— Я же, господин управляющий, днем в шахте, а вылезешь — ночь. Никак не приходится видеть начальство.
Стародуб усмехнулся, поправил красивые черные усы:
— А в шахте начальства и днем с огнем не увидишь. Так, камеронщик? Ничего, работай хорошенько… Как фамилия-то твоя?
— Дорохов.
В камеронную грузно вошел Чургин.
Леон поспешно убрал икону, снял коптилку и стал смазывать насос.
После осмотра работ на втором горизонте Стародуб назначил в камеронной совещание с Чургиным. Молодой и гордый, холодный и резкий в обращении с людьми, он вдвойне казался холодным, когда разговаривал с подчиненными. Но с Чургиным он обходился мягко, даже вежливо, потому что ценил его очень высоко.
Стародуб был хорошим инженером, но не всегда проявлял смелость в решении технических вопросов и внимательно прислушивался к тому, что говорят практики. Управлять делом он умел, разумные советы принимал, и за это Чургин уважал его.
Вытерев паклей насос, Леон встал у двери. Штейгер с легким возмущением в голосе говорил о неправильной нарезке Чургиным штрека и уступов на втором горизонте. Стародуб выслушал его и попросил Чургина дать свои объяснения о причинах отступления от генерального плана.
Чургин достал из кармана брезентовой куртки небольшую записную книжку, стал что-то искать в ней, не спеша перелистывая. Он был убежден, что делает правильно, докладывал об этом штейгеру, и тот ничего не возразил. «Неужели Петрухин из корыстных побуждений умолчал об этом? Подсиживает и управляющего и меня, негодяй!» — подумал Чургин и спросил Стародуба, глядя в свою книжечку:
— Разве не докладывал вам об этом Иван Николаич? Я с ним говорил и считал дело решенным.

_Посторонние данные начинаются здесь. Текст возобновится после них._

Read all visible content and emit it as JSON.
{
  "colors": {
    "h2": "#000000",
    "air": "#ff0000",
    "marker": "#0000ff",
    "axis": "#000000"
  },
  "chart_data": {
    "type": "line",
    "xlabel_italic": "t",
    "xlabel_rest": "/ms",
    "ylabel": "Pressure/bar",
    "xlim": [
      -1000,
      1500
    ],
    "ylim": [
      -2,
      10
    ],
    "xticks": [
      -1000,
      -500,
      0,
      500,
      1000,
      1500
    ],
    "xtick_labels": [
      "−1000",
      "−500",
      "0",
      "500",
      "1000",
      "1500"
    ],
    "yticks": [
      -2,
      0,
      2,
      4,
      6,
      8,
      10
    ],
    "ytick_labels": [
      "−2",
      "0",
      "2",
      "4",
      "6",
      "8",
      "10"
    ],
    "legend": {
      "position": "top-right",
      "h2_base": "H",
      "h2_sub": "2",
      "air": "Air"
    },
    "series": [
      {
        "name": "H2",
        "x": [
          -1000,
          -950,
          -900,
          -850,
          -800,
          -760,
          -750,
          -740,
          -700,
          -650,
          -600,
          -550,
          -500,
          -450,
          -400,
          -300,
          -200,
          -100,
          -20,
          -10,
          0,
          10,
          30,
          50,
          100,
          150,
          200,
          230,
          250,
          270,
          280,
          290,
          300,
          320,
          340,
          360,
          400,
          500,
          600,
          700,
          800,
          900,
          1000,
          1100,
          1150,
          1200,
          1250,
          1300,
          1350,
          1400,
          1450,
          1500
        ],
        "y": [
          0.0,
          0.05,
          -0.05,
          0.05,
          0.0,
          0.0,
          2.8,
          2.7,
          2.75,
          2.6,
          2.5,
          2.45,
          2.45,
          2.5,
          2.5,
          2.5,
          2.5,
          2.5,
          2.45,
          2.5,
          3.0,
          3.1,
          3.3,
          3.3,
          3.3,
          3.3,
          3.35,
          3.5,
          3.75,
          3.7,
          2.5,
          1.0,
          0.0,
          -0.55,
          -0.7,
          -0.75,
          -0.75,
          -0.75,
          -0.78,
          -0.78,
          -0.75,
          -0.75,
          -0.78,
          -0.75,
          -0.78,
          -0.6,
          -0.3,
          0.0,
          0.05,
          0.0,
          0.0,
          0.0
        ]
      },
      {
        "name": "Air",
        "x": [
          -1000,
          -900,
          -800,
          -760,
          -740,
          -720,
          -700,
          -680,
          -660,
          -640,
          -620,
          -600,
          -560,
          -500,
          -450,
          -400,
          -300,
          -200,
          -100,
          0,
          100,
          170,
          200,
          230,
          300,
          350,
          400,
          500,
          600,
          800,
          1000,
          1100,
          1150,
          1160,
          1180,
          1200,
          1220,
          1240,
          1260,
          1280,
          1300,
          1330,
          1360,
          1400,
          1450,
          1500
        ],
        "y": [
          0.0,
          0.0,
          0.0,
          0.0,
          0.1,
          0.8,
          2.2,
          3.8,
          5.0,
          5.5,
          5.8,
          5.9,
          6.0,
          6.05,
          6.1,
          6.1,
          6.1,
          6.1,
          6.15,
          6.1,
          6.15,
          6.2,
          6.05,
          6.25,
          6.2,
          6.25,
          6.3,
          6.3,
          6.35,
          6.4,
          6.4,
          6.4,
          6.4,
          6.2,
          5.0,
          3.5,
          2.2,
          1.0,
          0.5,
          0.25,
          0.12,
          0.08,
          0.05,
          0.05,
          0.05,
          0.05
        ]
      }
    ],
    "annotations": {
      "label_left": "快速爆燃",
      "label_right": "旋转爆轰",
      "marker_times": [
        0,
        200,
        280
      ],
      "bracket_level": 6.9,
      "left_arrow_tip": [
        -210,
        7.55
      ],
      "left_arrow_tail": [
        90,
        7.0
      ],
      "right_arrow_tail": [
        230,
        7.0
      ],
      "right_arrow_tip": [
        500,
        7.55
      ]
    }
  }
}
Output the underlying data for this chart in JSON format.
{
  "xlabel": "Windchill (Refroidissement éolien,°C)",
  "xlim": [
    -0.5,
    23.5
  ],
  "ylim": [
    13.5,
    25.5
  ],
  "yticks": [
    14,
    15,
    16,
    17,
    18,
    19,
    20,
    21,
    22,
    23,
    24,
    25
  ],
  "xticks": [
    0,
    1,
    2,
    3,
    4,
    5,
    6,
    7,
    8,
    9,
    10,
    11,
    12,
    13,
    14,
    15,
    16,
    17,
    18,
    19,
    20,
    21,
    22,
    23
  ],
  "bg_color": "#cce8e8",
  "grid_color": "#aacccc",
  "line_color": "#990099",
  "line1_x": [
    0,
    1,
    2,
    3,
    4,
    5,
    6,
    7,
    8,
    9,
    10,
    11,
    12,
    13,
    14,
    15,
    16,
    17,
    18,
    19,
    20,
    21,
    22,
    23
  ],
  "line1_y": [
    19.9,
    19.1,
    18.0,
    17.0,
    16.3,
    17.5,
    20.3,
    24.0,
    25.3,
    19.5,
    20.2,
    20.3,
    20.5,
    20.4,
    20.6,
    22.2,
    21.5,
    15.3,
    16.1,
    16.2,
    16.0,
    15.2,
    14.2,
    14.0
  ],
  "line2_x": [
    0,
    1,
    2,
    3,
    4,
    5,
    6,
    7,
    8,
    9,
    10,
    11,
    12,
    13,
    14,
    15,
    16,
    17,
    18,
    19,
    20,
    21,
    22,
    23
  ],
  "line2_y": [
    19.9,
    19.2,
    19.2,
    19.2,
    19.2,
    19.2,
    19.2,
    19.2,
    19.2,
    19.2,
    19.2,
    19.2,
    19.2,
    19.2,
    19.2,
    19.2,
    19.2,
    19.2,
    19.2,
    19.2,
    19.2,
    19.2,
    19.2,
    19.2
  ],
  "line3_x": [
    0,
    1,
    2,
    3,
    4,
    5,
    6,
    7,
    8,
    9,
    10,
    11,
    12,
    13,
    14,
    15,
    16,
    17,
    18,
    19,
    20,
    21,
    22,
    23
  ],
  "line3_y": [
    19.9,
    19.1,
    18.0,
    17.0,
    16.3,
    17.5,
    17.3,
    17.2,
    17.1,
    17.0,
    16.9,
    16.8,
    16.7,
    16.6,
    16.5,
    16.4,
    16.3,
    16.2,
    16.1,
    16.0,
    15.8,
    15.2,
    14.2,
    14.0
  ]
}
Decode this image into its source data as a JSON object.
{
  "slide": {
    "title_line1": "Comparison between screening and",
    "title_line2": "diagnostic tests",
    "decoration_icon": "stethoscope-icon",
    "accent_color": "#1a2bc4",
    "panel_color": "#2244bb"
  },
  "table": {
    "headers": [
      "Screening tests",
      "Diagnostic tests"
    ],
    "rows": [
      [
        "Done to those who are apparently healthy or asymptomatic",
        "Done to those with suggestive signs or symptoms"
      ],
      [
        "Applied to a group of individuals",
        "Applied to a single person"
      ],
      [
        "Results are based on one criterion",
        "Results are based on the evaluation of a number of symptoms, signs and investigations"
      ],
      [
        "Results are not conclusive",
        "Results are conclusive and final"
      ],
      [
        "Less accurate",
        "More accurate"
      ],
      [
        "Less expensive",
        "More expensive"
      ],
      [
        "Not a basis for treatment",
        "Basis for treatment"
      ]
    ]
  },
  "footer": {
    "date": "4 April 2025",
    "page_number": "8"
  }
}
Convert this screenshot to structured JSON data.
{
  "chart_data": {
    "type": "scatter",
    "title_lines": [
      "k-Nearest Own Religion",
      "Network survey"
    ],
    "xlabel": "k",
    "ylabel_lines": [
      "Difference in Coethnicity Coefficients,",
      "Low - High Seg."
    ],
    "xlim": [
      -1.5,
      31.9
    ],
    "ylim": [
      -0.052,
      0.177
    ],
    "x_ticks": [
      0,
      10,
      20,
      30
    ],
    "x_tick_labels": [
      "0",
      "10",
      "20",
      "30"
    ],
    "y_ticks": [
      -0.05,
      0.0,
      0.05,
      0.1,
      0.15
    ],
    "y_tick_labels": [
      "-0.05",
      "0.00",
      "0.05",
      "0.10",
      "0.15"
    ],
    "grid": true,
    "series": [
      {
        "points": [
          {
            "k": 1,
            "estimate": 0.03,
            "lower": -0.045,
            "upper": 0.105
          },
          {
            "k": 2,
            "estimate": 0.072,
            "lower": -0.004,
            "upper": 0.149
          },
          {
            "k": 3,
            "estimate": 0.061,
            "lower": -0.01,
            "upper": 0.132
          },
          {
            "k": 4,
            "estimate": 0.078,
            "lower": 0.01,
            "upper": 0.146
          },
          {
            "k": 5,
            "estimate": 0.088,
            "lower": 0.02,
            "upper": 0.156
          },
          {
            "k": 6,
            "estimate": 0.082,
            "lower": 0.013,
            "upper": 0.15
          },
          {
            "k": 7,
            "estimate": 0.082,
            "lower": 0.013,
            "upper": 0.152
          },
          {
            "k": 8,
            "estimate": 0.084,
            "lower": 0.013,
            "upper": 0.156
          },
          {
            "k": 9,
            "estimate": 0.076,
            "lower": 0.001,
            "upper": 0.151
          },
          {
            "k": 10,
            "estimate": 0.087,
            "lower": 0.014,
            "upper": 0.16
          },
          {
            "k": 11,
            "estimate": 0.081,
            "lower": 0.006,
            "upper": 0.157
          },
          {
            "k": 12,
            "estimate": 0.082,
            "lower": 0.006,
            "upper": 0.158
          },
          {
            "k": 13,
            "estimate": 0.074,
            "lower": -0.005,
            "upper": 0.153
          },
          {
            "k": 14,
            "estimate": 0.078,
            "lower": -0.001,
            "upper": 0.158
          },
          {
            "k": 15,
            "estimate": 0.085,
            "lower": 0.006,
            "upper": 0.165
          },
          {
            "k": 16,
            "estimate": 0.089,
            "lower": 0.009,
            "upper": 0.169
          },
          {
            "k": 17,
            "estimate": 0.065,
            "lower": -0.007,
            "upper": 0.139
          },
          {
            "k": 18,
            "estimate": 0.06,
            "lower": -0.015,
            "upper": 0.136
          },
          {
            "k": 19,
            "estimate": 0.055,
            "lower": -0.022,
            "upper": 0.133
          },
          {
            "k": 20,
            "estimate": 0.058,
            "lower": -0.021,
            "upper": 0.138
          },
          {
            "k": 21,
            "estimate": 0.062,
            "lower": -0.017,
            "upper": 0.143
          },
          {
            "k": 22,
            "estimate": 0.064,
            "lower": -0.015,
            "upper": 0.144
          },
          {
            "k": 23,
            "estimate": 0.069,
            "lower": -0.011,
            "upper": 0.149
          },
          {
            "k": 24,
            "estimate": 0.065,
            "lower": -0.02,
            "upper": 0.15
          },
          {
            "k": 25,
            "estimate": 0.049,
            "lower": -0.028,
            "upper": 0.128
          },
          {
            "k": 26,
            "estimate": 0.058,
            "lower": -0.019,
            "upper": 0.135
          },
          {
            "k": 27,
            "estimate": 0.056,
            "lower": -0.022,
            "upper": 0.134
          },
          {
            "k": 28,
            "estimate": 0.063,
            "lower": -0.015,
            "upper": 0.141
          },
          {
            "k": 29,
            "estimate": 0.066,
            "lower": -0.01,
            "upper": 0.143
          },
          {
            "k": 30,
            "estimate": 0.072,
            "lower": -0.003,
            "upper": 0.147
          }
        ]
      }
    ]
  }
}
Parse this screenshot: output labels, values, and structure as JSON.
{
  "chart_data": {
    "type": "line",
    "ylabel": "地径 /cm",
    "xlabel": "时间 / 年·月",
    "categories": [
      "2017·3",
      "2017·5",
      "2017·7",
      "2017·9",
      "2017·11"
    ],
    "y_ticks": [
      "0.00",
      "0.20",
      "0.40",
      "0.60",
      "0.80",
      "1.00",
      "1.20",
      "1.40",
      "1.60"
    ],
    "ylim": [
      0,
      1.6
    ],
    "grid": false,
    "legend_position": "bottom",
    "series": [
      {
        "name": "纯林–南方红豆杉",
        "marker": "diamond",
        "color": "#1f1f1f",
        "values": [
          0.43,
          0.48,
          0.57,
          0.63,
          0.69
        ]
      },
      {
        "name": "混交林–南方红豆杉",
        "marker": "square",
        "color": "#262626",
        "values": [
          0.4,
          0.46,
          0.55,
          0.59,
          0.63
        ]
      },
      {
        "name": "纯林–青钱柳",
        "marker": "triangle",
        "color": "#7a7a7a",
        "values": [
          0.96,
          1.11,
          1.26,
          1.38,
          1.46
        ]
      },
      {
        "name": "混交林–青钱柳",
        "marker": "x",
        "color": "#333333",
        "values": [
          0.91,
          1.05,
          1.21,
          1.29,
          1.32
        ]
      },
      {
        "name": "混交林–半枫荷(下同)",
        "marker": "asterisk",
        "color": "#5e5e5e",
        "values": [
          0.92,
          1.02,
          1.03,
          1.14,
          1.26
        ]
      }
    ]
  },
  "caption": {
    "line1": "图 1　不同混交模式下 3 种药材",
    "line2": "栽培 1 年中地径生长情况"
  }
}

Петрухин не ожидал такого хода и поспешил оправдаться, стараясь скрыть замешательство:
— Я, кажется, докладывал вам, Николай Емельянович. Мне что-то помнится…
— Вы пока вспомните хорошенько, а я послушаю господина Чургина, — холодно сказал Стародуб.
Он действительно слышал от Петрухина что-то, но его не интересовало мнение штейгера. Ему нравилась смелая техническая мысль Чургина о длинносаженных уступах, тогда как он, при проектировании второго горизонта, не решился принять длинносаженные уступы, хотя и имел их в виду.
— Я отступил от генерального плана, Николай Емельяныч, по одной причине, — низким, ровным голосом заговорил Чургин: — план второго горизонта технически устарел, и нам не стоит вводить на шахте то, что давно изжило себя.
Стародубу не понравилось это замечание, и он недовольно сказал:
— Да, но мой проект утвержден владельцем шахты.
— Неважно. Если бы мы поставили в плане длину уступов в десять саженей вместо семи, было бы утверждено и это.
— Простите, господин Чургин, но я вынужден напомнить вам, что вы говорите о Василии Васильевиче Шухове.
— Совершенно верно, — подтвердил Чургин и строго посмотрел на управляющего. — Но давайте условимся, Николай Емельяныч: сперва я доложу, раз Иван Николаич не сделал этого, а затем вы будете судить. Я не умею говорить, когда меня прерывают.
— Пожалуйста, продолжайте. — Стародуб пыхнул трубкой, подумал: «Удивительный человек! Управляющий ли, владелец ли шахтой — ему все равно: рубит, как топором».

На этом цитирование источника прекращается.